Una ragazza di 22 anni ha manifestato le proprie intenzioni critiche attraverso un messaggio inviato tramite l’applicazione WhatsApp alla madre. La donna, comprendendo immediatamente il pericolo imminente, ha contattato il Numero Unico di Emergenza 112, mettendo in moto la macchina dei soccorsi coordinata dalla Centrale operativa del Reparto territoriale dei Carabinieri di Corigliano-Rossano.
L’azione sul campo e il supporto psicologico
Sul luogo individuato per l’intervento, il lungomare della cittadina ionica, è giunta una pattuglia della Stazione di Rocca Imperiale, appartenente alla Compagnia di Cassano all’Ionio.
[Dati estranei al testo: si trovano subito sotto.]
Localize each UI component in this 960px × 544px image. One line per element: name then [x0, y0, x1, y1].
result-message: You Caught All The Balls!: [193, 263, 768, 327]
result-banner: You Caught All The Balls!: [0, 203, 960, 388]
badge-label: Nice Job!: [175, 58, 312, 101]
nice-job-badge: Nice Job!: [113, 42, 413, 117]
Insieme ai militari in servizio perlustrativo, è intervenuta prontamente anche la comandante della locale Stazione, la quale, pur essendo libera dal servizio, si è recata immediatamente sul posto per dare supporto.
L’approccio empatico della comandante
La marescialla ha individuato la studentessa in un palese stato di agitazione. In un momento di estrema delicatezza, l’ufficiale ha scelto di adottare un approccio basato sull’ascolto attivo e sull’empatia, riuscendo a stabilire un canale di comunicazione diretto con la giovane. Questo rapporto di fiducia, costruito in pochi istanti, ha permesso alla ragazza di sfogarsi e, infine, di desistere dal suo proposito. Una volta ristabilita la calma e garantita la sicurezza della ventiduenne, la giovane è stata affidata alle cure e all’affetto dei propri familiari.